On 11 May 2021 the OECD published a tax policy study entitled Inheritance Tax in OECD Countries. The OECD study notes that inheritance taxation can be used as a measure to address inequalities and this is especially importance in the present situation where there is high wealth inequality combined with pressure on public finances following the crisis caused by the pandemic.
The report contains a comparative study of inheritance, estate and gift taxes in the OECD countries and looks at the potential of these taxes for revenue raising, creating more equality and making tax systems more effective.
The report emphasises the concentration of wealth within the OECD countries and shows that on average the inheritances and gifts reported by the highest 20% of households in terms of wealth are around 50 times higher than the inheritances and gifts reported by the lowest 20% of households in terms of wealth.
This inequality can be addressed by inheritance taxes if they apply mainly to relatively high levels of wealth transfer. This can increase equality of opportunity within a country. Inheritance taxes are a useful tool because they are easier to assess and collect than alternative forms of wealth tax.
Of the OECD countries, 24 currently levy inheritance or estate taxes but these generally do not raise much revenue. On average 0.5% of total tax revenues are sourced from inheritance, estate and gift taxes in the OECD countries that have introduced these taxes.
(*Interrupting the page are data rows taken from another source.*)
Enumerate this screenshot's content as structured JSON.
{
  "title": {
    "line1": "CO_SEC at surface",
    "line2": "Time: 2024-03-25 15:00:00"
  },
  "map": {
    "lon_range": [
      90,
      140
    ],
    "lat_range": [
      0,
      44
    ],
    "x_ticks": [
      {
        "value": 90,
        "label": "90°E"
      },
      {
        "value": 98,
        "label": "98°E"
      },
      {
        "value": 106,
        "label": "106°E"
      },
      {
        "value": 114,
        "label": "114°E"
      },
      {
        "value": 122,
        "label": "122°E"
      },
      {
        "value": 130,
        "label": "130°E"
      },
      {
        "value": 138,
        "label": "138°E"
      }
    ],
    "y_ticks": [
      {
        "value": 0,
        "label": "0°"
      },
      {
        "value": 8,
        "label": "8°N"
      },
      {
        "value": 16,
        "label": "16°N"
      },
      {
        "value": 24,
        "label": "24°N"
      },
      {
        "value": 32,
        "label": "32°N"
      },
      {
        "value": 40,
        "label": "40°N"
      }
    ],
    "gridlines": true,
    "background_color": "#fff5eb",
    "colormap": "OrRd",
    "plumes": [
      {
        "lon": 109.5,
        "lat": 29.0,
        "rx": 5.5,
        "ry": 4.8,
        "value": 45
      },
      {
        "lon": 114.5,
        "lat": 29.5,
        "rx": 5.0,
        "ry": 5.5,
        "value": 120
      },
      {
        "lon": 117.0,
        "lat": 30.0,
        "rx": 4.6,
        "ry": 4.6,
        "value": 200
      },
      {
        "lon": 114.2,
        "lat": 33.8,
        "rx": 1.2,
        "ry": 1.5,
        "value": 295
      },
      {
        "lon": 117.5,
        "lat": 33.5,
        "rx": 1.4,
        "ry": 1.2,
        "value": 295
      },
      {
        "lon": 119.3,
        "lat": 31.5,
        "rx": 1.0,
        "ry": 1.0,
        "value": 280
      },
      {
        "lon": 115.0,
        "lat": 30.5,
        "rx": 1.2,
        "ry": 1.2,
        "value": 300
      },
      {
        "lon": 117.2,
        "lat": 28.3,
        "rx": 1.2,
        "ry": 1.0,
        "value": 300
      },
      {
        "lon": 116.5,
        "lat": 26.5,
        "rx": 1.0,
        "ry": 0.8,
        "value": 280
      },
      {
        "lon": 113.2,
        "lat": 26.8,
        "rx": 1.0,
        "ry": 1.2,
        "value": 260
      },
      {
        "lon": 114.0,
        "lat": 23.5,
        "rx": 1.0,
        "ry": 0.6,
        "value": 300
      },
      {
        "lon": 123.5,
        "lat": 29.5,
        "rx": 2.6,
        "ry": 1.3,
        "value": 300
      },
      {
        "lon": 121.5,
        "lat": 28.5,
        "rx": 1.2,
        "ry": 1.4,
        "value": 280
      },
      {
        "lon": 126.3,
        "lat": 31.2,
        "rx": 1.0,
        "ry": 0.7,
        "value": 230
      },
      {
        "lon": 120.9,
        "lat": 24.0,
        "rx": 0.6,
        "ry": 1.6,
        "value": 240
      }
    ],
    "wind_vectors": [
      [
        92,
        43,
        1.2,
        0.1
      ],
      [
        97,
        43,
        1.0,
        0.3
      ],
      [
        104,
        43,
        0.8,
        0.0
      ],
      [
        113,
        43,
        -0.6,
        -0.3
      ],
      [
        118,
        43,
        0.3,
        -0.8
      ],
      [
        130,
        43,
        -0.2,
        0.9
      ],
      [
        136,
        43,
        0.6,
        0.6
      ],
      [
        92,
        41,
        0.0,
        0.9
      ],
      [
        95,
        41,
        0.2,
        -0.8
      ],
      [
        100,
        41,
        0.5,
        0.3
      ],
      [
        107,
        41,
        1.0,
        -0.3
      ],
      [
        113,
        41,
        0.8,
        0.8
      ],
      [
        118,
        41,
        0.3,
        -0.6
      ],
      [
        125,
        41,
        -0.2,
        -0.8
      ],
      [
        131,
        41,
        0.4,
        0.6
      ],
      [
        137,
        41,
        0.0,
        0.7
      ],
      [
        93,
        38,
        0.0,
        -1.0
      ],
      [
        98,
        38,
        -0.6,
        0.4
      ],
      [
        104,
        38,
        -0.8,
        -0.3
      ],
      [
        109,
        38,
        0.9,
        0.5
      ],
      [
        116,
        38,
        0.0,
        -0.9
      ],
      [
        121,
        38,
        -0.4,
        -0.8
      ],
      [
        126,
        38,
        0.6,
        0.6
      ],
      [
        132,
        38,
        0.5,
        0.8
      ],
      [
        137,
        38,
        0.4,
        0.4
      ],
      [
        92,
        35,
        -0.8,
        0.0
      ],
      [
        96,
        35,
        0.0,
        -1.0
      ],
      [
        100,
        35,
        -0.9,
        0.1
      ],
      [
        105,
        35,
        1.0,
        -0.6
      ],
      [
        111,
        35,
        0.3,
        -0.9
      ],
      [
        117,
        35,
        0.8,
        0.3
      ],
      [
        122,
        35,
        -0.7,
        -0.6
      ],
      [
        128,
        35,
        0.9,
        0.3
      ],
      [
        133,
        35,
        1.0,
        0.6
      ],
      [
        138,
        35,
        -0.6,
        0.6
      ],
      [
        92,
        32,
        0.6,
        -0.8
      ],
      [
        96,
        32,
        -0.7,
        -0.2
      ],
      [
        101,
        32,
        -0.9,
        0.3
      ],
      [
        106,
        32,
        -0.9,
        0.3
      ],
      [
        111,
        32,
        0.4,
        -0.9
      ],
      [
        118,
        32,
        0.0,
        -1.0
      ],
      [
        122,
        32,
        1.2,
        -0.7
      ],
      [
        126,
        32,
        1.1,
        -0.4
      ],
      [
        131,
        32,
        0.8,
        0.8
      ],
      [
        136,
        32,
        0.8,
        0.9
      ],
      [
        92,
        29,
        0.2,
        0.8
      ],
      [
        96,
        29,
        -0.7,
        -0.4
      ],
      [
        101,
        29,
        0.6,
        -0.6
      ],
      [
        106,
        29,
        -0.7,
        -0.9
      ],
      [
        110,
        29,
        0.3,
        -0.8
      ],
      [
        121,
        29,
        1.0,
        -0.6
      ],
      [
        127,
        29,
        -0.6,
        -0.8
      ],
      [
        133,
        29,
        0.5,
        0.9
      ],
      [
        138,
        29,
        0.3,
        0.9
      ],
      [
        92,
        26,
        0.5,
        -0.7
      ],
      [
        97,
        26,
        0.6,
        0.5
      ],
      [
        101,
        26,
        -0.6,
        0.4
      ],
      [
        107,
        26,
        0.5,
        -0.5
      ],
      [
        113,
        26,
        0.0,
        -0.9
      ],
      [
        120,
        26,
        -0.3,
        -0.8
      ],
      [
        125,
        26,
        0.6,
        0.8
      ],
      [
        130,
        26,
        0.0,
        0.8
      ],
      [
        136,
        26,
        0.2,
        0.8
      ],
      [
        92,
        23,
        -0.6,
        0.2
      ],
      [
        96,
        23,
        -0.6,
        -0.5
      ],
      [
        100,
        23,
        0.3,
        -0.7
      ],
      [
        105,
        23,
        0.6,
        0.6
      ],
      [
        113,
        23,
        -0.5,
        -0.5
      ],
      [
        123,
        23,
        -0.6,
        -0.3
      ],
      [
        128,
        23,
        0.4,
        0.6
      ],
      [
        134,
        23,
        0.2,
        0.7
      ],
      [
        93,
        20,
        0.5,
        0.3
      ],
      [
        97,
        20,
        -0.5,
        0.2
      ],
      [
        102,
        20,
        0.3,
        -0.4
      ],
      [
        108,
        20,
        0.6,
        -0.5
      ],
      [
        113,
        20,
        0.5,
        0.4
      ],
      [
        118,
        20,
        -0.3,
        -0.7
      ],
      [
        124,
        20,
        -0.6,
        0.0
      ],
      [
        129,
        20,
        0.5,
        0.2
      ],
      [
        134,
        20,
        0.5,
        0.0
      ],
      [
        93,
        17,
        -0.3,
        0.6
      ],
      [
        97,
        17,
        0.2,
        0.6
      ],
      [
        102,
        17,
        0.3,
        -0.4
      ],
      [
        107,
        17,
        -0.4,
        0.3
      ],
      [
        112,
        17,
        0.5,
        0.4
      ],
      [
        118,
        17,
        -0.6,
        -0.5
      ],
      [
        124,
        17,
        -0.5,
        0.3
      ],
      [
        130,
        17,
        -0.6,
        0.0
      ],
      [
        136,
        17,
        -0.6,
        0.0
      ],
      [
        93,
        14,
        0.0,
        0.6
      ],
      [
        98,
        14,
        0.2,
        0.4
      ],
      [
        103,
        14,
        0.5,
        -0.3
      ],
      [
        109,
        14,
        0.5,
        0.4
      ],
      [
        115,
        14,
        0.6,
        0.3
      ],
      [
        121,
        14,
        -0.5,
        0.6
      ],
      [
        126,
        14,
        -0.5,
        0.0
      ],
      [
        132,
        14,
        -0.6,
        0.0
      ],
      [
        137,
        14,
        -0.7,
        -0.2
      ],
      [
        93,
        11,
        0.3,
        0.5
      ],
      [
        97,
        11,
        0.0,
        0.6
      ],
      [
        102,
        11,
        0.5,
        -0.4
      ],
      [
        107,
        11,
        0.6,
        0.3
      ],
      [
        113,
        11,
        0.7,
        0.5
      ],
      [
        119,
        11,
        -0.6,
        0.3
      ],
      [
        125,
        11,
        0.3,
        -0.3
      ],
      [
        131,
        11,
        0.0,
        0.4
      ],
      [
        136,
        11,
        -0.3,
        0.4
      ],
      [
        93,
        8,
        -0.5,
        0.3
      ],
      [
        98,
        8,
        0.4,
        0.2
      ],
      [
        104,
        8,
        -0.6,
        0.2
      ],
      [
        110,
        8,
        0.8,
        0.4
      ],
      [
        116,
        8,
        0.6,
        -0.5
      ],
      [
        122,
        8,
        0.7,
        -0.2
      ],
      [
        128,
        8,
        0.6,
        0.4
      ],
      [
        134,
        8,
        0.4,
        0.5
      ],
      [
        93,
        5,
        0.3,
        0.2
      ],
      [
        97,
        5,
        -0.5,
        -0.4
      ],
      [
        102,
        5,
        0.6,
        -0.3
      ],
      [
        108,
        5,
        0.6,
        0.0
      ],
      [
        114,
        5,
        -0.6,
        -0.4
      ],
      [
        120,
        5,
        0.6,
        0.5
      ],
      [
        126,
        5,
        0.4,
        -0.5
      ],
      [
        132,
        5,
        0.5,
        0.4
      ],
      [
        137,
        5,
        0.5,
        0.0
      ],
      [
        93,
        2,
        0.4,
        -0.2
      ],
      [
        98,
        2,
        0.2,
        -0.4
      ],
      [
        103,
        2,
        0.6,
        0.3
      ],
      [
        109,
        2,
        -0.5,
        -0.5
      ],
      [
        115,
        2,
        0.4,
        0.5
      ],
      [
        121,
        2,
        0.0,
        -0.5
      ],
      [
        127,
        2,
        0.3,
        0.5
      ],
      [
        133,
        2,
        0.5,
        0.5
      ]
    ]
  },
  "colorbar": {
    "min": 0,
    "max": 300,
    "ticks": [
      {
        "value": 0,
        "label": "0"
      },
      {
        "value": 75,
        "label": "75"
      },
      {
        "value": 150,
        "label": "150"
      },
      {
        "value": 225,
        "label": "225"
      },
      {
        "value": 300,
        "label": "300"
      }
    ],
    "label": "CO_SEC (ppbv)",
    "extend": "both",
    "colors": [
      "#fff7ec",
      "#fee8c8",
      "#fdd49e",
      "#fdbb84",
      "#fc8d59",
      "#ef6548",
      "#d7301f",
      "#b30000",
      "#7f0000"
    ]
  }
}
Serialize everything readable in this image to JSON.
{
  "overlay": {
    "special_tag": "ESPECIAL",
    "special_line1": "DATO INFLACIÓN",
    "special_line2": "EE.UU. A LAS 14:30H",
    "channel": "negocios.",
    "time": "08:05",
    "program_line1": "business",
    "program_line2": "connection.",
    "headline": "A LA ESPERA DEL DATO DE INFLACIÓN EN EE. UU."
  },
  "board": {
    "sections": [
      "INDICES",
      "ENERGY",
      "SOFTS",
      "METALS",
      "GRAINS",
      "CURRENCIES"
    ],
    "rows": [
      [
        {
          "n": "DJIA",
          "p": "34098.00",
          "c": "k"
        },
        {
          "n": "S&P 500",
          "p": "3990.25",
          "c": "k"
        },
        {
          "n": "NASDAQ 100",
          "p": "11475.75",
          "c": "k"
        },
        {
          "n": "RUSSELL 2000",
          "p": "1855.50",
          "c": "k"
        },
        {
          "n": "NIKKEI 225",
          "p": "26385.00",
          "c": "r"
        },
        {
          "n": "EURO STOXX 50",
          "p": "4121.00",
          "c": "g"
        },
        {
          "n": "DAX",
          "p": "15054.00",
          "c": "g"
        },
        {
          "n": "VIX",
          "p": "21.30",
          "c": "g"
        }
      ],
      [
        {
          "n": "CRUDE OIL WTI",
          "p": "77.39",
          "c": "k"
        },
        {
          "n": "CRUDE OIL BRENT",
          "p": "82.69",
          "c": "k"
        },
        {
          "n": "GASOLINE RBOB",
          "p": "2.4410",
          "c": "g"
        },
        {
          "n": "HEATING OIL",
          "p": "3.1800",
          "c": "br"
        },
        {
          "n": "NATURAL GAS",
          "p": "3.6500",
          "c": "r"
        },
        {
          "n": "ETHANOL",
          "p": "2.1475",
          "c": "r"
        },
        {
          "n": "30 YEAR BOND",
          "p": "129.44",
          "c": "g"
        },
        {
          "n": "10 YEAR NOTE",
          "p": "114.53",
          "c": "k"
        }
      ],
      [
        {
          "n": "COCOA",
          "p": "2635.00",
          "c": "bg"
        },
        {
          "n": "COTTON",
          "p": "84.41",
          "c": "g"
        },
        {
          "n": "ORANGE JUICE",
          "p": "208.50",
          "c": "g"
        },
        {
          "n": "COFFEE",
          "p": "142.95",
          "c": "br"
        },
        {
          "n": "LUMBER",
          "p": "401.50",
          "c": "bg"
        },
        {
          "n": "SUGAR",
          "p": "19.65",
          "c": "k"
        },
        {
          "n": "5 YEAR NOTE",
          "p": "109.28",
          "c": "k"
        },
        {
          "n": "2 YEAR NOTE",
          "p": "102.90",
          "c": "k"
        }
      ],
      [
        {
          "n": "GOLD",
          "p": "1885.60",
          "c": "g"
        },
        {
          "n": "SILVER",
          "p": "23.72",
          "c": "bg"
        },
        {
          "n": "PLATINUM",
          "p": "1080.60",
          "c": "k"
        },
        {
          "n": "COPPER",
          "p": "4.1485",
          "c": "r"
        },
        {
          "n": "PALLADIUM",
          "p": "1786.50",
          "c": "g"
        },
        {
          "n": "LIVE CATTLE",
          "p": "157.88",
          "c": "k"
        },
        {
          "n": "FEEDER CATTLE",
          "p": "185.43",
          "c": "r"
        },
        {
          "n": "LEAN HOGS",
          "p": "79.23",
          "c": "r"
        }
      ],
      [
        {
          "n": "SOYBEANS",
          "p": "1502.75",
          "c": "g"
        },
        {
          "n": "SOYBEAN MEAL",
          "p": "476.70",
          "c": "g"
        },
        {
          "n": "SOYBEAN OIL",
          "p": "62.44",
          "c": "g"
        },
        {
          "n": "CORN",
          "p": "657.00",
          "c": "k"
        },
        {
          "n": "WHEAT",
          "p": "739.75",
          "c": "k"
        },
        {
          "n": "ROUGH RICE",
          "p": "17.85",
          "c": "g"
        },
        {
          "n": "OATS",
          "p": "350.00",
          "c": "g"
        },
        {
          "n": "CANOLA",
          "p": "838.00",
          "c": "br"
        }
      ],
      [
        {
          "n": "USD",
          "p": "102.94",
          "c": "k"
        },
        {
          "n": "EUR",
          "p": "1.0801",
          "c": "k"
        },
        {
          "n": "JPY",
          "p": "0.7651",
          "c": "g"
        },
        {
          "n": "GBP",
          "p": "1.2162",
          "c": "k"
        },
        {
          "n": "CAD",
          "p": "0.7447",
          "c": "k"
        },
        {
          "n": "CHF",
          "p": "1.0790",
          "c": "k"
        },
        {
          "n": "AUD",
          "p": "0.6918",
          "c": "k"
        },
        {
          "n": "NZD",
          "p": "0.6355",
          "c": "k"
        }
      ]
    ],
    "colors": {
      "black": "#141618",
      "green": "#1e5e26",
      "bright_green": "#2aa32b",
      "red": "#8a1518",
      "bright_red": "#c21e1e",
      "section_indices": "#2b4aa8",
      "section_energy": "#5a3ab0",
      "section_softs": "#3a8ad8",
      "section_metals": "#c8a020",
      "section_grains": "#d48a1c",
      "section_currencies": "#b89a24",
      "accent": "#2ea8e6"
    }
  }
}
The reason why very little tax is collected from the inheritance taxes is at there are large tax exemptions and other methods of tax relief, which mainly benefit the wealthiest households and reduce the efficiency and progressive nature of the taxes. There are generally high thresholds of wealth before the taxes apply, and relief is given for transfers of particular types of asset such as business and farm assets, pension assets or life insurance policies. In many cases the inheritance taxes can be avoided to some extent by making lifetime gifts, which generally receive more favourable tax treatment.
The report notes that although there is a strong case for continuing to use inheritance taxes they will need to be better designed if they are to effectively achieve their goals. The design of the taxes differs greatly across the OECD countries in terms of the level of tax-free transfers permitted and the level of tax rates.
The OECD report proposes some reform options to increase revenue from the taxes as well as improving efficiency and fairness. The precise nature of any reforms would depend on the situation in a particular country, but an inheritance tax could be levied on the basis of the value of assets received by beneficiaries, with an exemption where the inheritance is of low value. A tax could be levied on a lifetime basis, looking at total wealth received by beneficiaries over a lifetime through gifts and inheritances. This would reduce opportunities for avoidance although it would give rise to greater compliance costs. Other priorities for better design are to reduce regressive tax reliefs; to better align the treatment of gifts and inheritances; and to reduce opportunities for avoidance and evasion.